What is the right amount of warning?
This is purely opinion, as the argument between your sister and yourself shows.
Unfortunately, I believe you picked bad examples to ask about. Children learn about the world by taking chances (what your sister calls exploring.) If he doesn't fall, the child feels more capable and competent, which is good. If he does fall, he learns about adverse consequences, which is also good. (It is unlikely that he will injure himself seriously by falling from something the height of an armrest.) In many cases, your sister is correct. If it's your sister's couch, it's your sister's child, and her call to make. If it's your couch, your wishes to not to have the child walk on the arm rests should be respected. But respect for the wishes of others is not synonymous with obedience. It's based on empathy, something which even 3 year olds are beginning to be able to understand.
Some children are rowdy, some are reticent, many are somewhere in between. I think a parent has to take into account the nature of the individual child in nurturing them to be capable, confident, compassionate adults.
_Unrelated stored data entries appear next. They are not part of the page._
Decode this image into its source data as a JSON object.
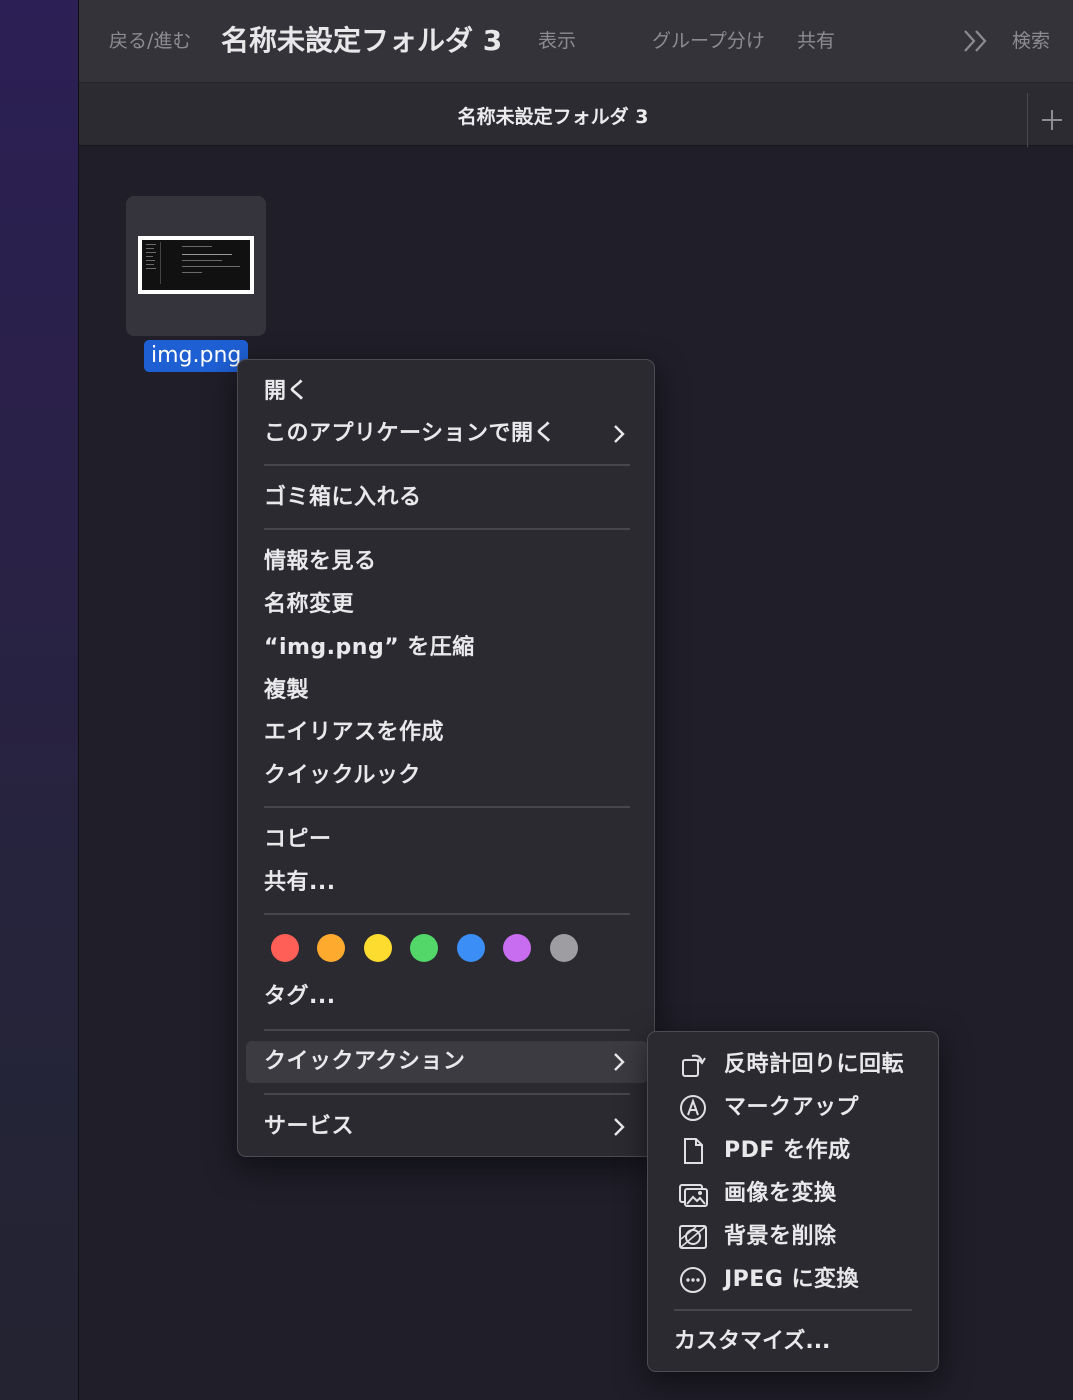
{
  "toolbar": {
    "nav_label": "戻る/進む",
    "title": "名称未設定フォルダ 3",
    "view_label": "表示",
    "group_label": "グループ分け",
    "share_label": "共有",
    "more_icon": "chevron-double-right-icon",
    "search_label": "検索"
  },
  "tabbar": {
    "tab_title": "名称未設定フォルダ 3",
    "new_tab_icon": "plus-icon"
  },
  "file": {
    "name": "img.png",
    "selection_color": "#1e5fd4"
  },
  "context_menu": {
    "items": [
      {
        "label": "開く"
      },
      {
        "label": "このアプリケーションで開く",
        "submenu": true
      },
      {
        "label": "ゴミ箱に入れる"
      },
      {
        "label": "情報を見る"
      },
      {
        "label": "名称変更"
      },
      {
        "label": "“img.png” を圧縮"
      },
      {
        "label": "複製"
      },
      {
        "label": "エイリアスを作成"
      },
      {
        "label": "クイックルック"
      },
      {
        "label": "コピー"
      },
      {
        "label": "共有..."
      },
      {
        "label": "タグ..."
      },
      {
        "label": "クイックアクション",
        "submenu": true,
        "highlighted": true
      },
      {
        "label": "サービス",
        "submenu": true
      }
    ],
    "tag_colors": [
      {
        "name": "red",
        "hex": "#ff5f57"
      },
      {
        "name": "orange",
        "hex": "#fdaa2f"
      },
      {
        "name": "yellow",
        "hex": "#fedb2f"
      },
      {
        "name": "green",
        "hex": "#53d769"
      },
      {
        "name": "blue",
        "hex": "#3a8ef6"
      },
      {
        "name": "purple",
        "hex": "#c86cf0"
      },
      {
        "name": "gray",
        "hex": "#9d9da2"
      }
    ]
  },
  "quick_actions_submenu": {
    "items": [
      {
        "label": "反時計回りに回転",
        "icon": "rotate-left-icon"
      },
      {
        "label": "マークアップ",
        "icon": "markup-icon"
      },
      {
        "label": "PDF を作成",
        "icon": "document-icon"
      },
      {
        "label": "画像を変換",
        "icon": "photo-stack-icon"
      },
      {
        "label": "背景を削除",
        "icon": "remove-background-icon"
      },
      {
        "label": "JPEG に変換",
        "icon": "ellipsis-circle-icon"
      }
    ],
    "customize_label": "カスタマイズ..."
  }
}
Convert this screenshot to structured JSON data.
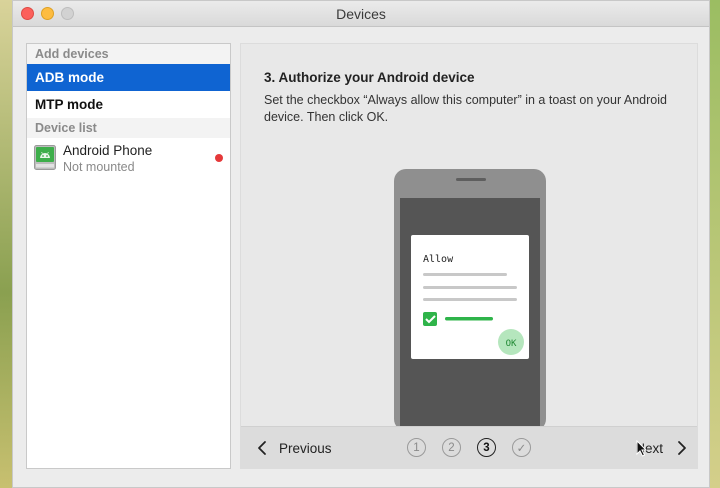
{
  "window": {
    "title": "Devices"
  },
  "sidebar": {
    "add_devices_header": "Add devices",
    "modes": [
      {
        "label": "ADB mode",
        "selected": true
      },
      {
        "label": "MTP mode",
        "selected": false
      }
    ],
    "device_list_header": "Device list",
    "devices": [
      {
        "name": "Android Phone",
        "status": "Not mounted",
        "status_color": "#e5393a",
        "icon": "android-phone-icon"
      }
    ]
  },
  "main": {
    "step_title": "3. Authorize your Android device",
    "step_text": "Set the checkbox “Always allow this computer” in a toast on your Android device. Then click OK.",
    "illustration": {
      "dialog_title": "Allow",
      "ok_label": "OK",
      "checkbox_checked": true
    }
  },
  "footer": {
    "previous_label": "Previous",
    "next_label": "Next",
    "steps": [
      "1",
      "2",
      "3",
      "✓"
    ],
    "current_step": 3
  },
  "colors": {
    "accent": "#0f64d2",
    "check_green": "#2fb44a",
    "status_red": "#e5393a"
  }
}
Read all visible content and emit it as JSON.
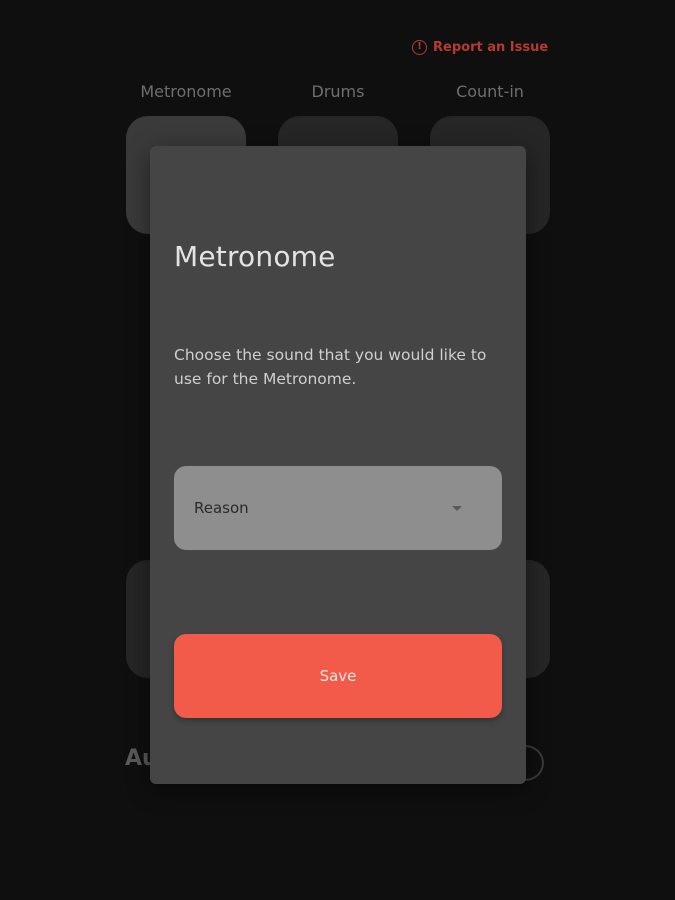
{
  "header": {
    "report_label": "Report an Issue",
    "report_icon": "alert-circle-icon",
    "report_color": "#b53a30"
  },
  "tabs": [
    {
      "label": "Metronome"
    },
    {
      "label": "Drums"
    },
    {
      "label": "Count-in"
    }
  ],
  "background": {
    "partial_text": "Au"
  },
  "modal": {
    "title": "Metronome",
    "description": "Choose the sound that you would like to use for the Metronome.",
    "select": {
      "value": "Reason",
      "icon": "chevron-down-icon"
    },
    "save_label": "Save",
    "save_color": "#f25b4a"
  }
}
Many parents feel that forcing a rowdy child to meet someone else's definition of "manners", if those "manners" are restrictive and unreasonable, is just teaching them to cower to authority and not think for themselves.*
Discipline is a complex affair involving a lot of time, thought, respect for the feelings of the child, consideration of the setting, culture, etc.
There is a great deal of controversy about the appropriate ways to discipline children, and parents are often confused about effective ways to set limits and instill self-control in their child... To be effective, discipline needs to be:
- given by an adult with an affective bond to the child
- consistent, close to the behaviour needing change
- perceived as ‘fair’ by the child
- developmentally and temperamentally appropriate
- self-enhancing, ie, ultimately leading to self-discipline1
The goal of discipline is not to keep children safe** or unobtrusive. It is to raise healthy (physically and mentally) adults.
*Adam Walsh was a tragic example of this. His father, wanting his child to be 'polite', taught him to obey adults. As a direct result (even his father admits this), the child was abducted, abused, and murdered.
Effective discipline for children
**My children were allowed to jump on their beds, climb on the shed roof and jump off of it, climb trees, even to jump off the house's porch roof into deep snow drifts. Yet I treated children's injuries as part of my living. Did they ever get stitches or break a bone? Yes, they all got stitches, and one child broke his thumb rolling down a hill. They are not perfect, but they are law-abiding, responsible, compassionate adults supporting themselves with meaningful work.